Explore Our Laos Coffee
For example, at the beginning of the 20th century, the Yahern people (also: Nyaheun) came down from the Annamite mountains, which define the eastern edge of Bolaven Plateau and the border with Vietnam, to discover they were citizens of something called the Kingdom of Champasak, in what is now the Paksong District and the “coffee capital” of Laos. They were granted land by the royal family and for 120 years they farmed this land, including coffee, which was introduced to northern Laos by the French in 1915. Coffee production moved to the Plateau, where the altitude and climate are ideal, in the 1920’s. Today, villages like Nongluang, Lassasin, and Xenamnoi are part of a network of seven villages that make up the Xekatham Estate from which Covoya chooses the finest coffees grown in the region.
Until the 1970’s, the Yahern, Talieng, Alak, Lawae, La Ngae, Katoo, Laven, and other peoples practiced shifting cultivation, allowing land to recover and cultivating new areas. Unfortunately, this often meant “slash and burn,” destroying forest to create fresh agricultural land. In 1977, the government began to encourage settled farming, through a combination of subsistence and cash crops, including coffee. It took a generation, but farmers on the Plateau adapted to permanent agriculture. Traditional farming practices did not vanish completely, but much of the “slash and burn” was replaced by planting commercial growths like teak and rosewood, and forests were gleaned for commercial products, like bark for incense and pampas grass for making brooms. Over the last two decades, the government has promoted the transition of Laos coffee from Robusta, which was planted in the 1950’s in response to diseases like rust, to Arabica.

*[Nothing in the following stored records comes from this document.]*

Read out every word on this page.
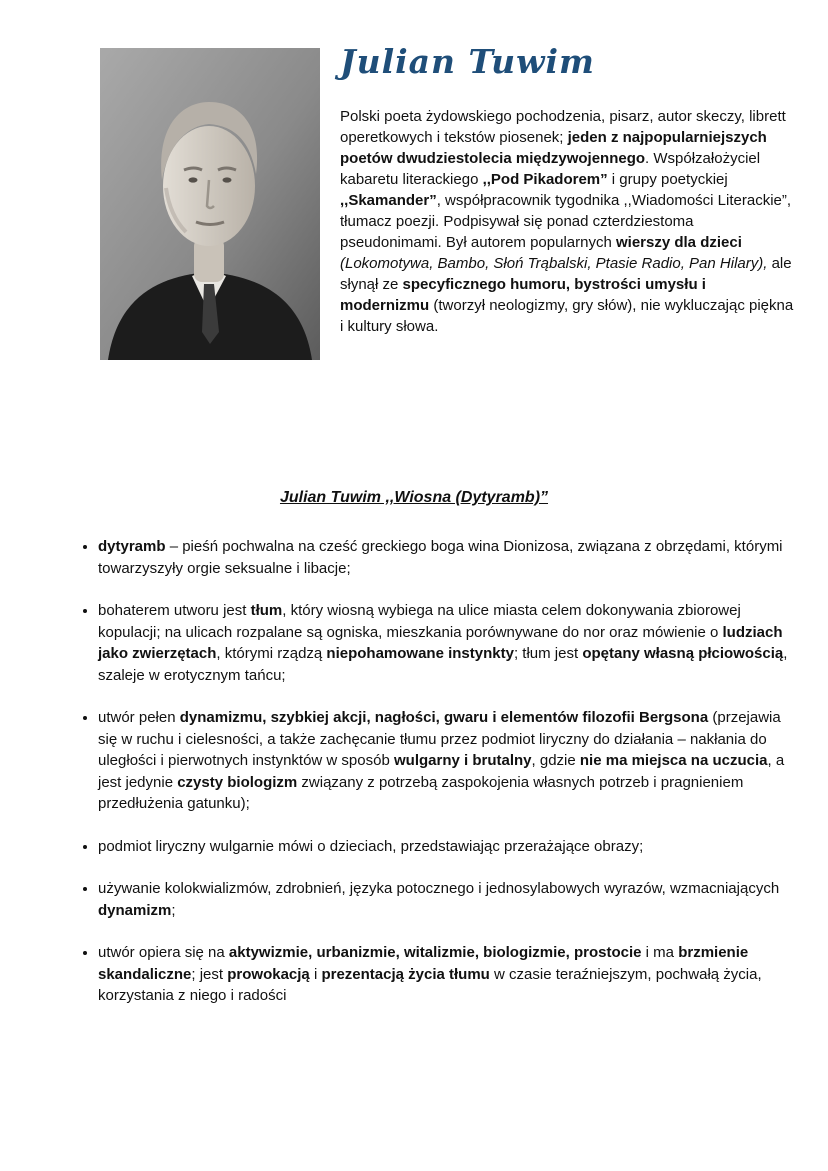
Julian Tuwim
Polski poeta żydowskiego pochodzenia, pisarz, autor skeczy, librett operetkowych i tekstów piosenek; jeden z najpopularniejszych poetów dwudziestolecia międzywojennego. Współzałożyciel kabaretu literackiego ,,Pod Pikadorem” i grupy poetyckiej ,,Skamander”, współpracownik tygodnika ,,Wiadomości Literackie”, tłumacz poezji. Podpisywał się ponad czterdziestoma pseudonimami. Był autorem popularnych wierszy dla dzieci (Lokomotywa, Bambo, Słoń Trąbalski, Ptasie Radio, Pan Hilary), ale słynął ze specyficznego humoru, bystrości umysłu i modernizmu (tworzył neologizmy, gry słów), nie wykluczając piękna i kultury słowa.
Julian Tuwim ,,Wiosna (Dytyramb)”
• dytyramb – pieśń pochwalna na cześć greckiego boga wina Dionizosa, związana z obrzędami, którymi towarzyszyły orgie seksualne i libacje;
• bohaterem utworu jest tłum, który wiosną wybiega na ulice miasta celem dokonywania zbiorowej kopulacji; na ulicach rozpalane są ogniska, mieszkania porównywane do nor oraz mówienie o ludziach jako zwierzętach, którymi rządzą niepohamowane instynkty; tłum jest opętany własną płciowością, szaleje w erotycznym tańcu;
• utwór pełen dynamizmu, szybkiej akcji, nagłości, gwaru i elementów filozofii Bergsona (przejawia się w ruchu i cielesności, a także zachęcanie tłumu przez podmiot liryczny do działania – nakłania do uległości i pierwotnych instynktów w sposób wulgarny i brutalny, gdzie nie ma miejsca na uczucia, a jest jedynie czysty biologizm związany z potrzebą zaspokojenia własnych potrzeb i pragnieniem przedłużenia gatunku);
• podmiot liryczny wulgarnie mówi o dzieciach, przedstawiając przerażające obrazy;
• używanie kolokwializmów, zdrobnień, języka potocznego i jednosylabowych wyrazów, wzmacniających dynamizm;
• utwór opiera się na aktywizmie, urbanizmie, witalizmie, biologizmie, prostocie i ma brzmienie skandaliczne; jest prowokacją i prezentacją życia tłumu w czasie teraźniejszym, pochwałą życia, korzystania z niego i radości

The Yahern are only one example of the many communities that now grow Laos coffee, under the watchful eye of the Phaya Naga. Because indigenous communities tend to remain culturally—though not economically—self-contained in rural areas, it can be a challenge to have standardized adoption of agronomic practices. Even for relatively recent crops like coffee, communities develop their own ideas and approaches, not only to farming, but in reaction to the social impacts of expanded permanent agriculture.
Laos Coffee Today
Over the last 10 years, quality coffee on the Bolaven Plateau has come to mean more than a change for Laos coffee from Robusta to Arabica. With each passing season, more and more farmers learn about the agronomic and milling practices that produce superior quality worthy of the specialty market.
Our Laos Naga coffee comes from a variety of farms and a variety of people, but they have in common a pursuit of quality as defined by the specialty coffee industry, with help from Covoya — and, of course, whatever help they may receive from the “Lord of Naga.”